Поэтому, вот это хождение по, на самом деле, очень тонкой струне — это большое и сложное дело. Поэтому, молчать и быть — лучше. Но... возможно ли это?
А.Ананьев:
— Я сейчас уточню, отец Александр. Для меня это очень важно.
Правильно ли я понимаю Вас, что всё, что не молчание — суть празднословие?
О.Александр:
— Отнюдь. Отнюдь, совершенно нет. Человек не может существовать вне вербальной среды, в невысказанности. Просто, вопрос в том, что, в каких-то ситуациях... да... как бы... и, мне кажется, в этом, собственно, суть всей темы — что мы не различаем ситуаций. Есть время говорить, и время молчать — это, если перефразировать Экклезиаста, да? Вот, про то, что разбрасывать камни, и собирать камни.

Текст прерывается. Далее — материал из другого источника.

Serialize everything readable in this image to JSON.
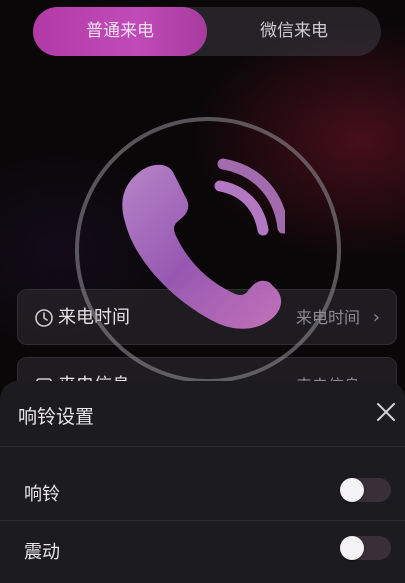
{
  "tabs": {
    "active_label": "普通来电",
    "inactive_label": "微信来电"
  },
  "hero": {
    "icon": "phone-icon"
  },
  "rows": [
    {
      "label": "来电时间",
      "value": "来电时间",
      "icon": "clock-icon"
    },
    {
      "label": "来电信息",
      "value": "来电信息",
      "icon": "message-icon"
    }
  ],
  "ringtone_sheet": {
    "title": "响铃设置",
    "close_icon": "close-icon",
    "settings": [
      {
        "label": "响铃",
        "enabled": false
      },
      {
        "label": "震动",
        "enabled": false
      }
    ]
  },
  "colors": {
    "accent": "#b23aa6",
    "sheet_bg": "#1c1b20"
  }
}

Неразличение духов в этом вопросе — оно часто и рождает, в том числе, вот эту греховную повреждённость. Рождает вот эту череду последствий, которые потом долго догоняют.
А.Ананьев:
— Как бы Вы сформулировали критерии, симптомы того, что речь — необходимая речь, повседневная речь — превратилась в празднословие, заболела празднословием?
О.Александр:
— Ну, во-первых, мне кажется, это — болезненная жажда излиться, высказаться. Когда тебя не спрашивают.
А.Ананьев:
— В этом — смысл семейной жизни!
О.Александр:
— Отнюдь, отнюдь... мне кажется...
А.Ананьев:
— Пойти, высказать всё, что у тебя на душе...
О.Александр:
— Ты — ждёшь. У тебя есть запрос на то, чтобы выслушать, ты хочешь принять это — это, как раз, совершенно другой тип процесса! Когда вторая половина пересекает порог квартиры, ты — хочешь общаться, ты — хочешь слышать.
То есть, про болезненность — это когда меня никто не спрашивал, от меня никто ничего не хотел, но я скажу. Вот, мне кажется, это — плохой признак.

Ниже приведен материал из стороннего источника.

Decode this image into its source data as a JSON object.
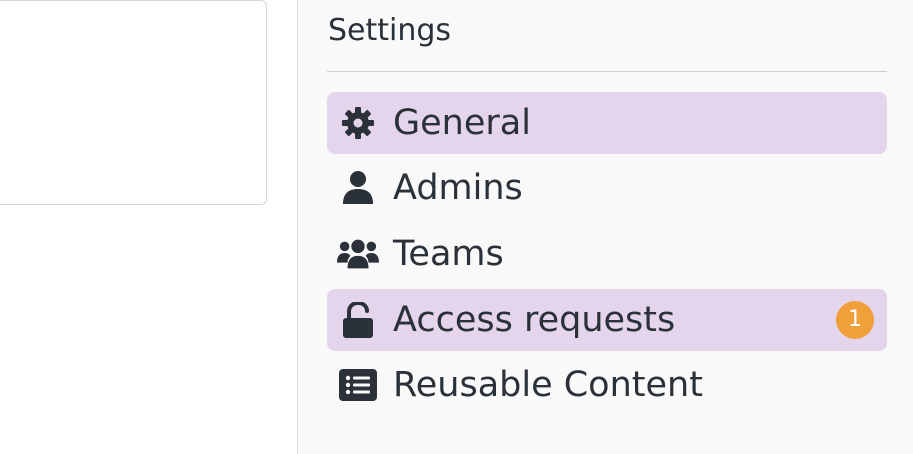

А второй момент — это, наверное, уже про внешние проявления, да? То есть, если человек внимателен, он может просто понаблюдать — не тяготятся ли им? То есть, может быть, пора уже давно сворачивать вопрос? А такое, к сожалению, часто бывает, и я регулярно наблюдаю, когда человек поёт соловьём, в то время, как все уже утонули в гаджетах, и... вообще... пропали в безвестности... там... задние ряды начинают покрываться плесенью.
Вот, это... как бы... очень простое, очень, я бы даже сказал — примитивное, проявление празднословия, как такового.
А.Ананьев:
— Вот, я не хочу употреблять слово «поспорить»... но я хочу подискутировать с Вами на сей счёт.
Празднословие, ведь, может быть крайне привлекательным, крайне притягательным! Оно может втягивать тебя в это! И Вы, как человек, немало занимающийся, в частности, социальными сетями, понимаете, что втянуть человека в празднословную дискуссию очень легко! Нас очень легко — спровоцировать. На длинные полотна, на какие-то рассуждения, о которых ты завтра будешь жалеть... да, через пять минуть о них будешь жалеть, но кнопка «отправить» уже нажата!
Вот, об этом, и о многом другом, мы поговорим через минуту полезной информации на светлом радио — минуту, далёкую от празднословия.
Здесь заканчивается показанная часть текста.